Michael Stortz Q&A on TCPA Guidance After DC Circuit Decision in ACA International v. FCC

Contact:
Practical Law Litigation has published “Expert Q&A on TCPA Guidance After ACA International,” co-written by Akin Gump litigation partner Michael Stortz.
The Q&A discusses the Telephone Consumer Protection Act (TCPA), which restricts telemarketing calls using either an automatic telephone dialing system (ATDS) or artificial/prerecorded voice messages unless the called party had previously expressly consented to being contacted.
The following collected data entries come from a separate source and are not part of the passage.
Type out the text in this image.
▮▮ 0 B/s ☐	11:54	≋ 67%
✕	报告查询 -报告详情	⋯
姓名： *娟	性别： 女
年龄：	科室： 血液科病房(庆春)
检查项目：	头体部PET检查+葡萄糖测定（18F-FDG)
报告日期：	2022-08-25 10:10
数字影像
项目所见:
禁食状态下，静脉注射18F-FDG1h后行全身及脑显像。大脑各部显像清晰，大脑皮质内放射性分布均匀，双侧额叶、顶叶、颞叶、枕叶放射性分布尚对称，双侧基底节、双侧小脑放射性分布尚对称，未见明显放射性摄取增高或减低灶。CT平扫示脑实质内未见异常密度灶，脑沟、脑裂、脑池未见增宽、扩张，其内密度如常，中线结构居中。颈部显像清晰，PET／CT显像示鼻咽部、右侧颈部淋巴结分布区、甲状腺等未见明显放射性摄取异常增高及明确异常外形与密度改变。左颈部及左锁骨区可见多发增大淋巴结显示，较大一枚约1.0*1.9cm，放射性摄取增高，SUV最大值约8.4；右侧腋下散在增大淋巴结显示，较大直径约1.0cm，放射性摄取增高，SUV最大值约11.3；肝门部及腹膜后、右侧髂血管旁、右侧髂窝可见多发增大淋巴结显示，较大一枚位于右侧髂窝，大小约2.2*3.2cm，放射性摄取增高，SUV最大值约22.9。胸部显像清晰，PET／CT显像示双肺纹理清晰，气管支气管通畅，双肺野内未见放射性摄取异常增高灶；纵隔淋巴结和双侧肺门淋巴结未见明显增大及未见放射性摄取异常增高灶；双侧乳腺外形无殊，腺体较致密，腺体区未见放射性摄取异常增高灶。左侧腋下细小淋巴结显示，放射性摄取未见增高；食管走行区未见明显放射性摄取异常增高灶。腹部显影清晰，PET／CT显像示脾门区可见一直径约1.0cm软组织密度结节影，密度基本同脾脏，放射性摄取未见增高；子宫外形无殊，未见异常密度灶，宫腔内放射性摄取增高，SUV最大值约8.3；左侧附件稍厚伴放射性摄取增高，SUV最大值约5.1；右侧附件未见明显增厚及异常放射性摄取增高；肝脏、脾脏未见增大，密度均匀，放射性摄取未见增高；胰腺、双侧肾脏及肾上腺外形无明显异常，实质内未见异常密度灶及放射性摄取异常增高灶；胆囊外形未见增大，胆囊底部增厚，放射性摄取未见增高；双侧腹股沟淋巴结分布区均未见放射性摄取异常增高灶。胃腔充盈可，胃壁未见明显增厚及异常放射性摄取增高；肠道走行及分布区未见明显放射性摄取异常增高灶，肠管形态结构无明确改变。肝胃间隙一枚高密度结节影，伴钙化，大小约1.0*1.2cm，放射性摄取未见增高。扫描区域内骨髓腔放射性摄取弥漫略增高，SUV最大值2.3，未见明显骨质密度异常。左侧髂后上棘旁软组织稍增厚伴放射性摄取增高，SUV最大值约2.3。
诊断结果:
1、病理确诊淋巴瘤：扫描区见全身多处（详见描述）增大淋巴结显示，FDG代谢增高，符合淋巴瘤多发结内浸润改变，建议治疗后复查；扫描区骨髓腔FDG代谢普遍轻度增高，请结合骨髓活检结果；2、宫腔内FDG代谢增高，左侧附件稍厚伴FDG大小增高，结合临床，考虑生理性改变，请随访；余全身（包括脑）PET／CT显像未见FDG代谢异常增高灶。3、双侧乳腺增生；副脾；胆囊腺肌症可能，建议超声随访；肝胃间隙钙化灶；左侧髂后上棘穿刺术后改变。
The Federal Communications Commission (FCC) was authorized, upon enactment of the TCPA, by Congress to implement rules and regulations to enforce it.
The authors note that, in 2015, the FCC issued an Order to clarify its interpretation of several TCPA provisions, including those covering scope of equipment within the definition of ATDS, scope of potential liability for good-faith calls to reassigned numbers, the means for revoking consent and the exemption for time-sensitive calls for health care purposes.
In its review of the Order in its decision in ACA International v. Federal Communications Commission, the D.C. Circuit vacated the FCC’s rulings regarding the types of equipment and the one-call safe harbor and affirmed the agency’s rulings on revoking prior consent and the health care-related exemption.
The Q&A goes on to cover topics such as the details provided by the D.C. Circuit in vacating the FCC’s definition of an ATDS; how telemarketers can determine whether their equipment is an ATDS; the practical effect of the D.C. Circuit’s finding that the one-call safe harbor was arbitrary and capricious; the timeline for revised guidance from the FCC in light of ACA International; and the potential impact of ACA International on the volume of TCPA cases filed in federal courts.